Department of Computing Science, University of Alberta Edmonton, AB, Canada ; Alberta Innovates Center for Machine Learning, University of Alberta Edmonton, AB, Canada ; General Analytics Inc. Edmonton, AB, Canada.
Front Syst Neurosci. 2012 Nov 9;6:74. doi: 10.3389/fnsys.2012.00074. eCollection 2012.
This study explored various feature extraction methods for use in automated diagnosis of Attention-Deficit Hyperactivity Disorder (ADHD) from functional Magnetic Resonance Image (fMRI) data. Each participant's data consisted of a resting state fMRI scan as well as phenotypic data (age, gender, handedness, IQ, and site of scanning) from the ADHD-200 dataset. We used machine learning techniques to produce support vector machine (SVM) classifiers that attempted to differentiate between (1) all ADHD patients vs. healthy controls and (2) ADHD combined (ADHD-c) type vs. ADHD inattentive (ADHD-i) type vs. controls. In different tests, we used only the phenotypic data, only the imaging data, or else both the phenotypic and imaging data. For feature extraction on fMRI data, we tested the Fast Fourier Transform (FFT), different variants of Principal Component Analysis (PCA), and combinations of FFT and PCA. PCA variants included PCA over time (PCA-t), PCA over space and time (PCA-st), and kernelized PCA (kPCA-st). Baseline chance accuracy was 64.2% produced by guessing healthy control (the majority class) for all participants. Using only phenotypic data produced 72.9% accuracy on two class diagnosis and 66.8% on three class diagnosis. Diagnosis using only imaging data did not perform as well as phenotypic-only approaches. Using both phenotypic and imaging data with combined FFT and kPCA-st feature extraction yielded accuracies of 76.0% on two class diagnosis and 68.6% on three class diagnosis-better than phenotypic-only approaches. Our results demonstrate the potential of using FFT and kPCA-st with resting-state fMRI data as well as phenotypic data for automated diagnosis of ADHD. These results are encouraging given known challenges of learning ADHD diagnostic classifiers using the ADHD-200 dataset (see Brown et al., 2012).

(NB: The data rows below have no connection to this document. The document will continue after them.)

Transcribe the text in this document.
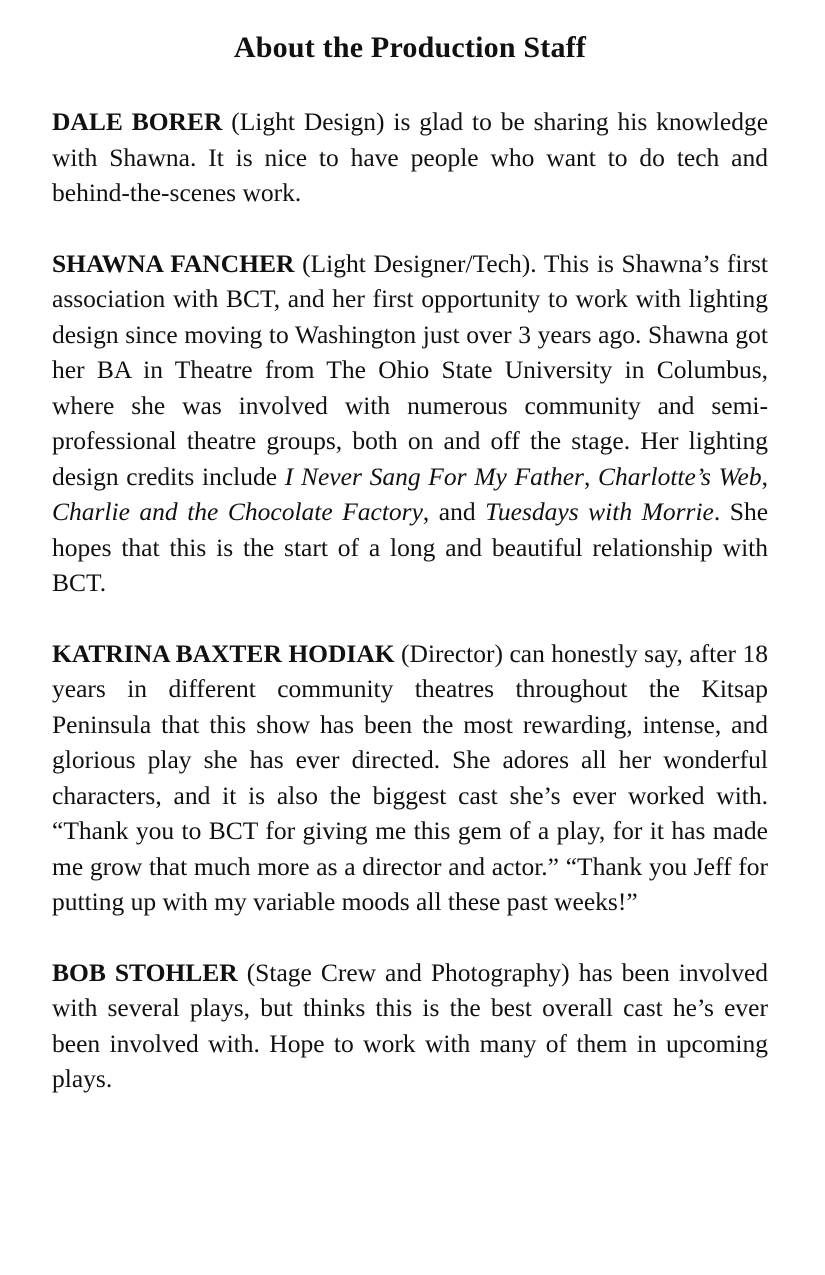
About the Production Staff

DALE BORER (Light Design) is glad to be sharing his knowledge with Shawna. It is nice to have people who want to do tech and behind-the-scenes work.

SHAWNA FANCHER (Light Designer/Tech). This is Shawna’s first association with BCT, and her first opportunity to work with lighting design since moving to Washington just over 3 years ago. Shawna got her BA in Theatre from The Ohio State University in Columbus, where she was involved with numerous community and semi-professional theatre groups, both on and off the stage. Her lighting design credits include I Never Sang For My Father, Charlotte’s Web, Charlie and the Chocolate Factory, and Tuesdays with Morrie. She hopes that this is the start of a long and beautiful relationship with BCT.

KATRINA BAXTER HODIAK (Director) can honestly say, after 18 years in different community theatres throughout the Kitsap Peninsula that this show has been the most rewarding, intense, and glorious play she has ever directed. She adores all her wonderful characters, and it is also the biggest cast she’s ever worked with. “Thank you to BCT for giving me this gem of a play, for it has made me grow that much more as a director and actor.” “Thank you Jeff for putting up with my variable moods all these past weeks!”

BOB STOHLER (Stage Crew and Photography) has been involved with several plays, but thinks this is the best overall cast he’s ever been involved with. Hope to work with many of them in upcoming plays.
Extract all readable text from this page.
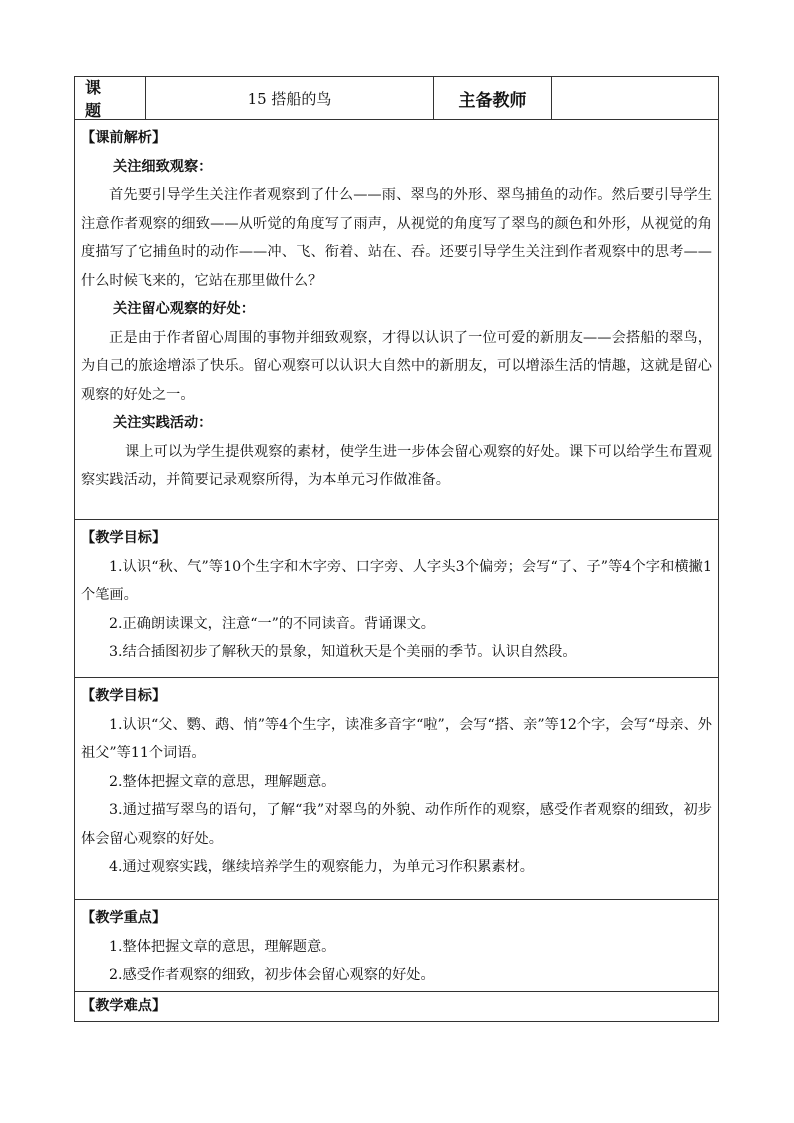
课　题
15 搭船的鸟	主备教师
【课前解析】
关注细致观察：
首先要引导学生关注作者观察到了什么——雨、翠鸟的外形、翠鸟捕鱼的动作。然后要引导学生注意作者观察的细致——从听觉的角度写了雨声，从视觉的角度写了翠鸟的颜色和外形，从视觉的角度描写了它捕鱼时的动作——冲、飞、衔着、站在、吞。还要引导学生关注到作者观察中的思考——什么时候飞来的，它站在那里做什么？
关注留心观察的好处：
正是由于作者留心周围的事物并细致观察，才得以认识了一位可爱的新朋友——会搭船的翠鸟，为自己的旅途增添了快乐。留心观察可以认识大自然中的新朋友，可以增添生活的情趣，这就是留心观察的好处之一。
关注实践活动：
课上可以为学生提供观察的素材，使学生进一步体会留心观察的好处。课下可以给学生布置观察实践活动，并简要记录观察所得，为本单元习作做准备。
【教学目标】
1.认识“秋、气”等10个生字和木字旁、口字旁、人字头3个偏旁；会写“了、子”等4个字和横撇1个笔画。
2.正确朗读课文，注意“一”的不同读音。背诵课文。
3.结合插图初步了解秋天的景象，知道秋天是个美丽的季节。认识自然段。
【教学目标】
1.认识“父、鹦、鹉、悄”等4个生字，读准多音字“啦”，会写“搭、亲”等12个字，会写“母亲、外祖父”等11个词语。
2.整体把握文章的意思，理解题意。
3.通过描写翠鸟的语句，了解“我”对翠鸟的外貌、动作所作的观察，感受作者观察的细致，初步体会留心观察的好处。
4.通过观察实践，继续培养学生的观察能力，为单元习作积累素材。
【教学重点】
1.整体把握文章的意思，理解题意。
2.感受作者观察的细致，初步体会留心观察的好处。
【教学难点】
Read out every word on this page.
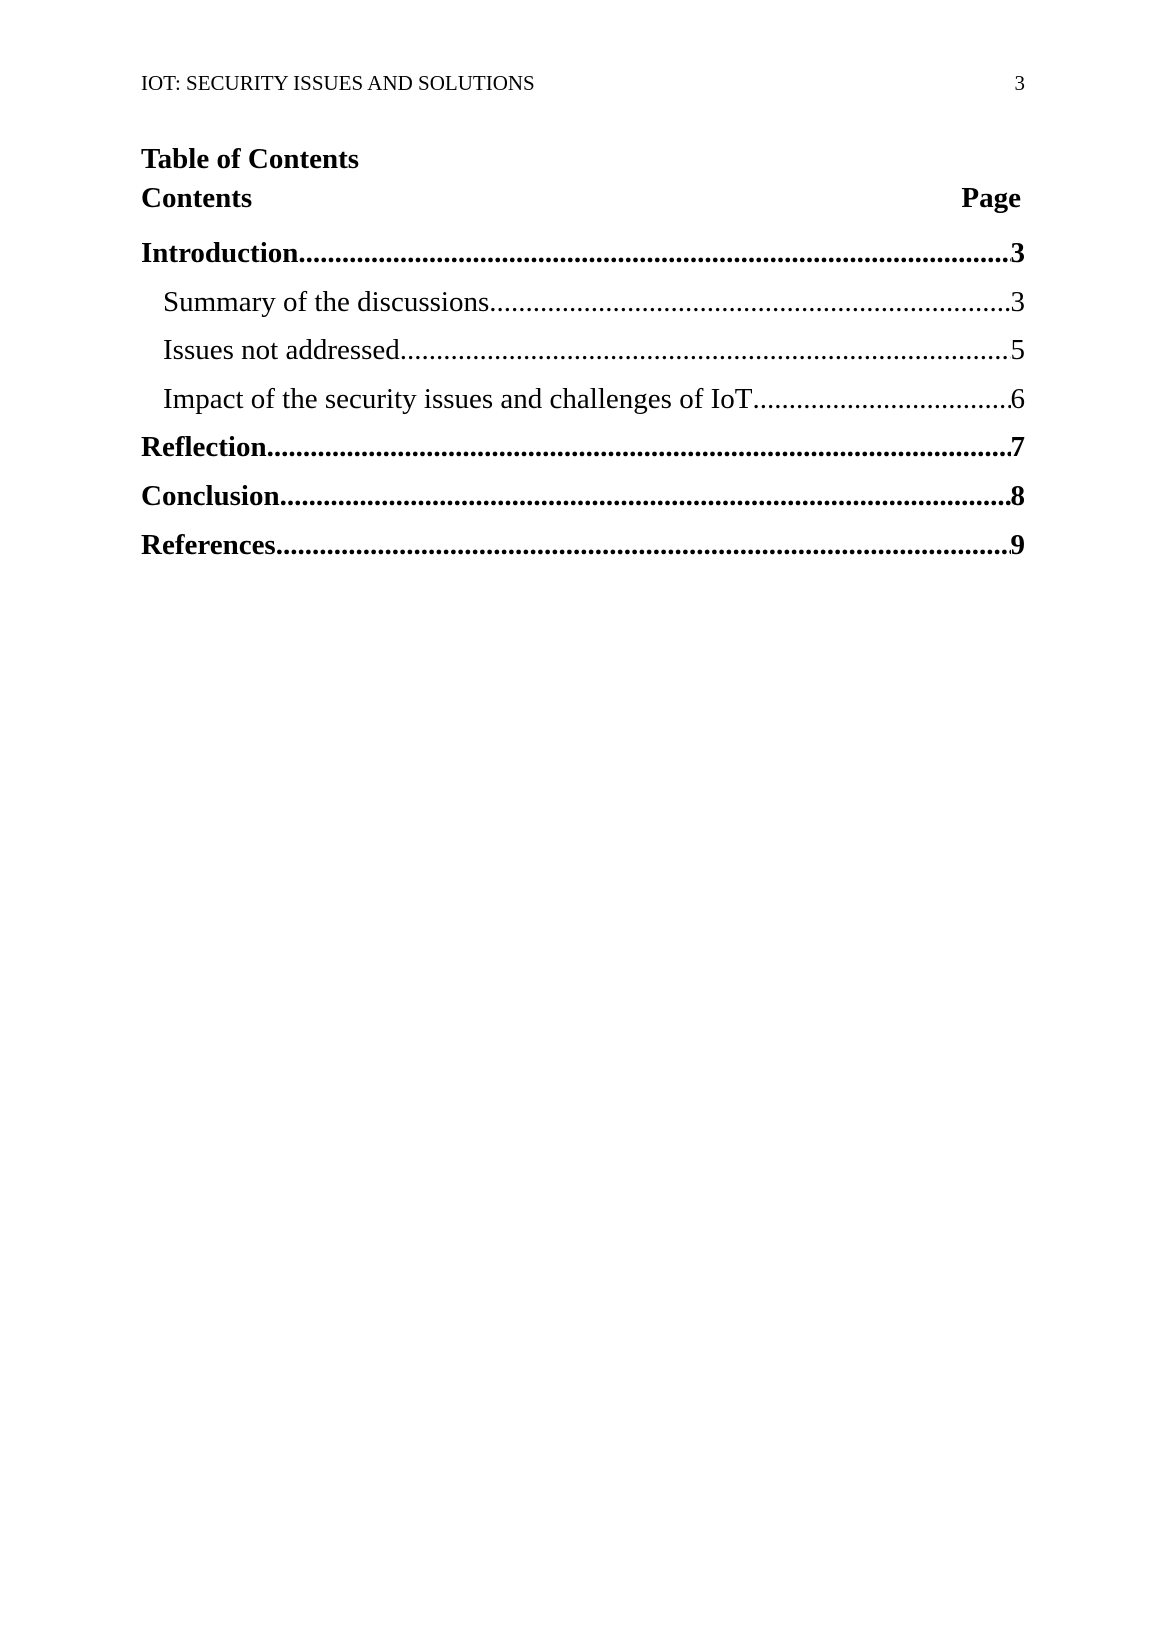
IOT: SECURITY ISSUES AND SOLUTIONS	3
Table of Contents
Contents	Page
Introduction .....	3
Summary of the discussions .....	3
Issues not addressed .....	5
Impact of the security issues and challenges of IoT .....	6
Reflection .....	7
Conclusion .....	8
References .....	9
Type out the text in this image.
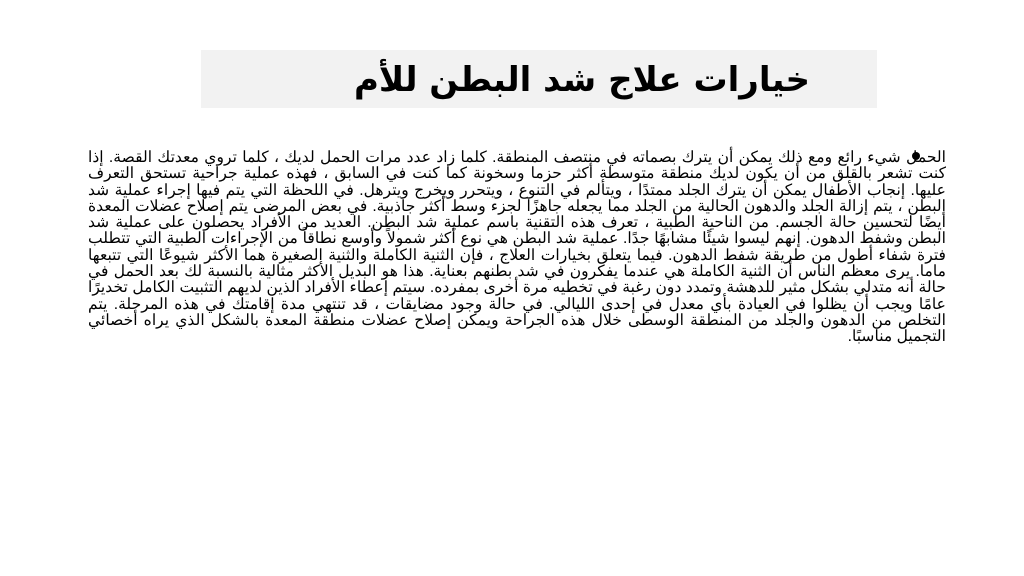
خيارات علاج شد البطن للأم
الحمل شيء رائع ومع ذلك يمكن أن يترك بصماته في منتصف المنطقة. كلما زاد عدد مرات الحمل لديك ، كلما تروي معدتك القصة. إذا كنت تشعر بالقلق من أن يكون لديك منطقة متوسطة أكثر حزما وسخونة كما كنت في السابق ، فهذه عملية جراحية تستحق التعرف عليها. إنجاب الأطفال يمكن أن يترك الجلد ممتدًا ، ويتألم في التنوع ، ويتحرر ويخرج ويترهل. في اللحظة التي يتم فيها إجراء عملية شد البطن ، يتم إزالة الجلد والدهون الحالية من الجلد مما يجعله جاهزًا لجزء وسط أكثر جاذبية. في بعض المرضى يتم إصلاح عضلات المعدة أيضًا لتحسين حالة الجسم. من الناحية الطبية ، تعرف هذه التقنية باسم عملية شد البطن. العديد من الأفراد يحصلون على عملية شد البطن وشفط الدهون. إنهم ليسوا شيئًا مشابهًا جدًا. عملية شد البطن هي نوع أكثر شمولاً وأوسع نطاقاً من الإجراءات الطبية التي تتطلب فترة شفاء أطول من طريقة شفط الدهون. فيما يتعلق بخيارات العلاج ، فإن الثنية الكاملة والثنية الصغيرة هما الأكثر شيوعًا التي تتبعها ماما. يرى معظم الناس أن الثنية الكاملة هي عندما يفكرون في شد بطنهم بعناية. هذا هو البديل الأكثر مثالية بالنسبة لك بعد الحمل في حالة أنه متدلي بشكل مثير للدهشة وتمدد دون رغبة في تخطيه مرة أخرى بمفرده. سيتم إعطاء الأفراد الذين لديهم التثبيت الكامل تخديرًا عامًا ويجب أن يظلوا في العيادة بأي معدل في إحدى الليالي. في حالة وجود مضايقات ، قد تنتهي مدة إقامتك في هذه المرحلة. يتم التخلص من الدهون والجلد من المنطقة الوسطى خلال هذه الجراحة ويمكن إصلاح عضلات منطقة المعدة بالشكل الذي يراه أخصائي التجميل مناسبًا.
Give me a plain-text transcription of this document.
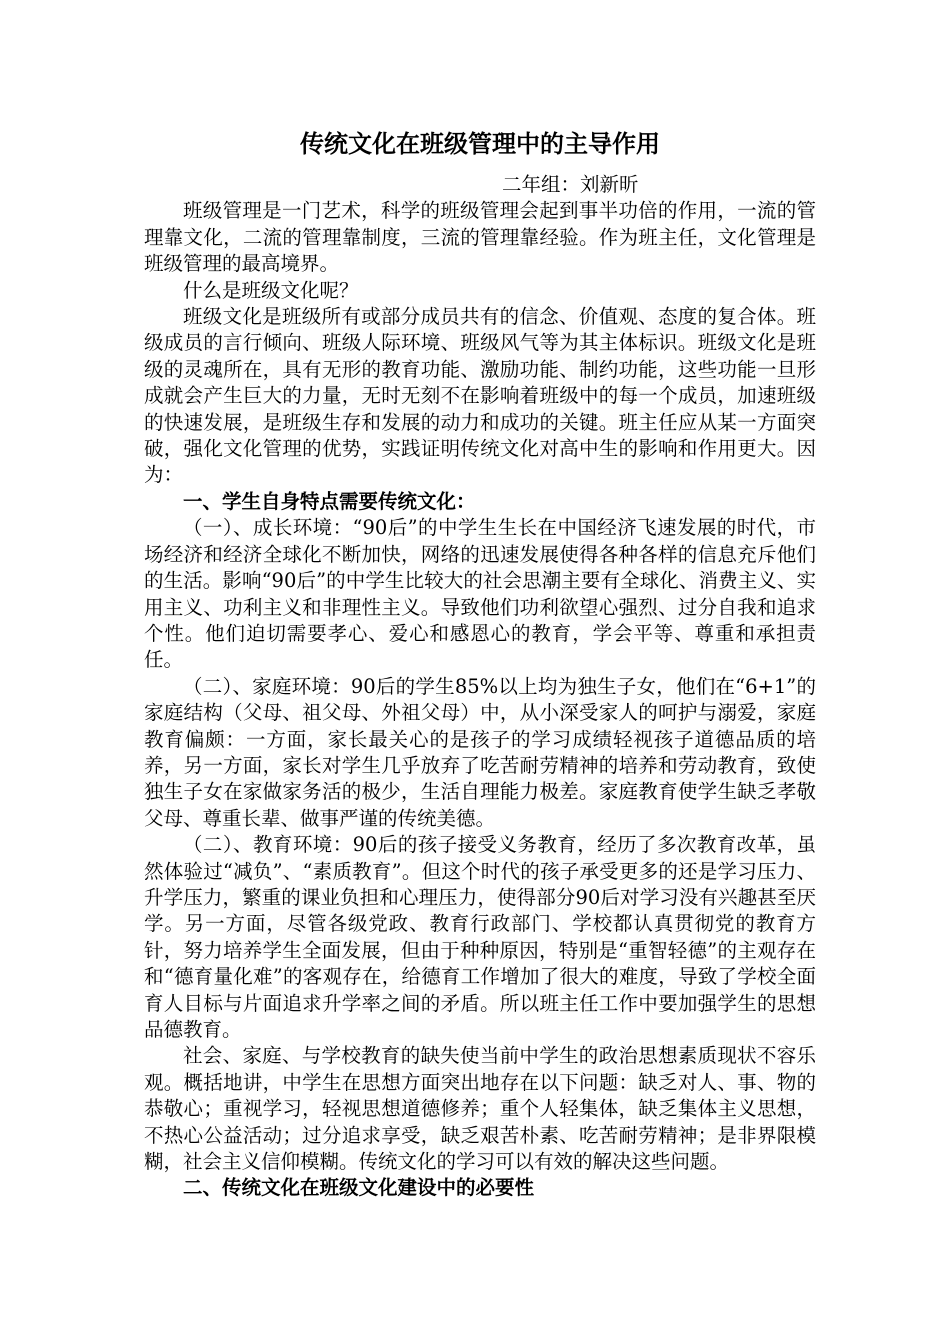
传统文化在班级管理中的主导作用
二年组：刘新昕

班级管理是一门艺术，科学的班级管理会起到事半功倍的作用，一流的管理靠文化，二流的管理靠制度，三流的管理靠经验。作为班主任，文化管理是班级管理的最高境界。

什么是班级文化呢？

班级文化是班级所有或部分成员共有的信念、价值观、态度的复合体。班级成员的言行倾向、班级人际环境、班级风气等为其主体标识。班级文化是班级的灵魂所在，具有无形的教育功能、激励功能、制约功能，这些功能一旦形成就会产生巨大的力量，无时无刻不在影响着班级中的每一个成员，加速班级的快速发展，是班级生存和发展的动力和成功的关键。班主任应从某一方面突破，强化文化管理的优势，实践证明传统文化对高中生的影响和作用更大。因为：

一、学生自身特点需要传统文化：

（一）、成长环境：“90后”的中学生生长在中国经济飞速发展的时代，市场经济和经济全球化不断加快，网络的迅速发展使得各种各样的信息充斥他们的生活。影响“90后”的中学生比较大的社会思潮主要有全球化、消费主义、实用主义、功利主义和非理性主义。导致他们功利欲望心强烈、过分自我和追求个性。他们迫切需要孝心、爱心和感恩心的教育，学会平等、尊重和承担责任。

（二）、家庭环境：90后的学生85%以上均为独生子女，他们在“6+1”的家庭结构（父母、祖父母、外祖父母）中，从小深受家人的呵护与溺爱，家庭教育偏颇：一方面，家长最关心的是孩子的学习成绩轻视孩子道德品质的培养，另一方面，家长对学生几乎放弃了吃苦耐劳精神的培养和劳动教育，致使独生子女在家做家务活的极少，生活自理能力极差。家庭教育使学生缺乏孝敬父母、尊重长辈、做事严谨的传统美德。

（二）、教育环境：90后的孩子接受义务教育，经历了多次教育改革，虽然体验过“减负”、“素质教育”。但这个时代的孩子承受更多的还是学习压力、升学压力，繁重的课业负担和心理压力，使得部分90后对学习没有兴趣甚至厌学。另一方面，尽管各级党政、教育行政部门、学校都认真贯彻党的教育方针，努力培养学生全面发展，但由于种种原因，特别是“重智轻德”的主观存在和“德育量化难”的客观存在，给德育工作增加了很大的难度，导致了学校全面育人目标与片面追求升学率之间的矛盾。所以班主任工作中要加强学生的思想品德教育。

社会、家庭、与学校教育的缺失使当前中学生的政治思想素质现状不容乐观。概括地讲，中学生在思想方面突出地存在以下问题：缺乏对人、事、物的恭敬心；重视学习，轻视思想道德修养；重个人轻集体，缺乏集体主义思想，不热心公益活动；过分追求享受，缺乏艰苦朴素、吃苦耐劳精神；是非界限模糊，社会主义信仰模糊。传统文化的学习可以有效的解决这些问题。

二、传统文化在班级文化建设中的必要性
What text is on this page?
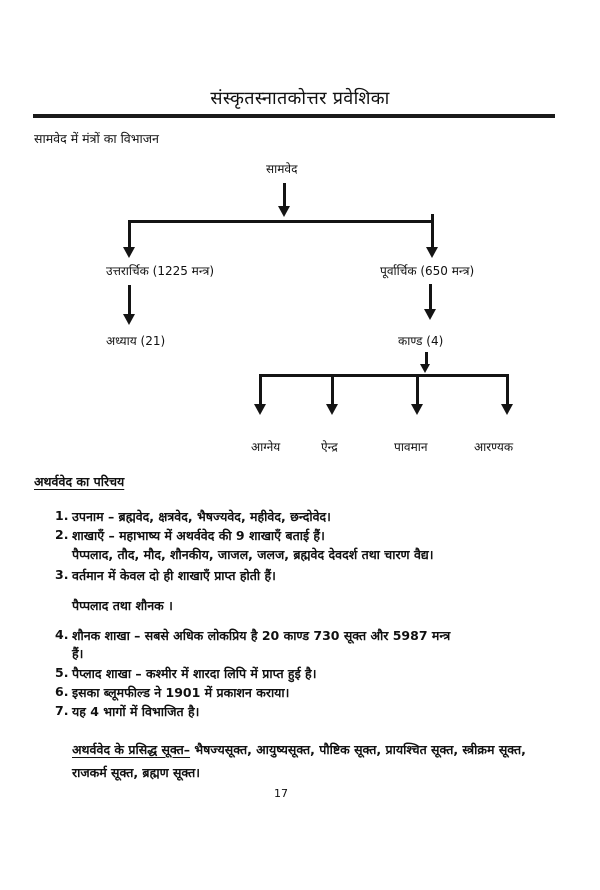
संस्कृतस्नातकोत्तर प्रवेशिका
सामवेद में मंत्रों का विभाजन
सामवेद
उत्तरार्चिक (1225 मन्त्र)
अध्याय (21)
पूर्वार्चिक (650 मन्त्र)
काण्ड (4)
आग्नेय	ऐन्द्र	पावमान	आरण्यक
अथर्ववेद का परिचय
1. उपनाम – ब्रह्मवेद, क्षत्रवेद, भैषज्यवेद, महीवेद, छन्दोवेद।
2. शाखाएँ – महाभाष्य में अथर्ववेद की 9 शाखाएँ बताई हैं।
पैप्पलाद, तौद, मौद, शौनकीय, जाजल, जलज, ब्रह्मवेद देवदर्श तथा चारण वैद्य।
3. वर्तमान में केवल दो ही शाखाएँ प्राप्त होती हैं।
पैप्पलाद तथा शौनक ।
4. शौनक शाखा – सबसे अधिक लोकप्रिय है 20 काण्ड 730 सूक्त और 5987 मन्त्र
हैं।
5. पैप्लाद शाखा – कश्मीर में शारदा लिपि में प्राप्त हुई है।
6. इसका ब्लूमफील्ड ने 1901 में प्रकाशन कराया।
7. यह 4 भागों में विभाजित है।
अथर्ववेद के प्रसिद्ध सूक्त– भैषज्यसूक्त, आयुष्यसूक्त, पौष्टिक सूक्त, प्रायश्चित सूक्त, स्त्रीक्रम सूक्त, राजकर्म सूक्त, ब्रह्मण सूक्त।
17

本研究探索了各种特征提取方法,用于从功能磁共振成像 (fMRI) 数据中自动诊断注意力缺陷多动障碍 (ADHD)。每位参与者的数据包括静息态 fMRI 扫描以及来自 ADHD-200 数据集的表型数据(年龄、性别、利手、智商和扫描地点)。我们使用机器学习技术生成支持向量机 (SVM) 分类器,试图区分 (1) 所有 ADHD 患者与健康对照组,以及 (2) ADHD 混合型 (ADHD-c) 与 ADHD 注意力不集中型 (ADHD-i) 与对照组。在不同的测试中,我们仅使用表型数据、仅使用成像数据,或者同时使用表型和成像数据。对于 fMRI 数据的特征提取,我们测试了快速傅里叶变换 (FFT)、主成分分析 (PCA) 的不同变体,以及 FFT 和 PCA 的组合。PCA 变体包括时间上的 PCA (PCA-t)、时空上的 PCA (PCA-st) 和核化 PCA (kPCA-st)。所有参与者的基线猜测健康对照组(多数类)的准确率为 64.2%。仅使用表型数据在两分类诊断中的准确率为 72.9%,在三分类诊断中的准确率为 66.8%。仅使用成像数据的诊断效果不如仅使用表型数据的方法。使用表型和成像数据结合联合 FFT 和 kPCA-st 特征提取,在两分类诊断中的准确率为 76.0%,在三分类诊断中的准确率为 68.6%,优于仅使用表型数据的方法。我们的结果表明,使用 FFT 和 kPCA-st 与静息态 fMRI 数据以及表型数据相结合,具有自动诊断 ADHD 的潜力。鉴于使用 ADHD-200 数据集学习 ADHD 诊断分类器的已知挑战(见 Brown 等人,2012),这些结果令人鼓舞。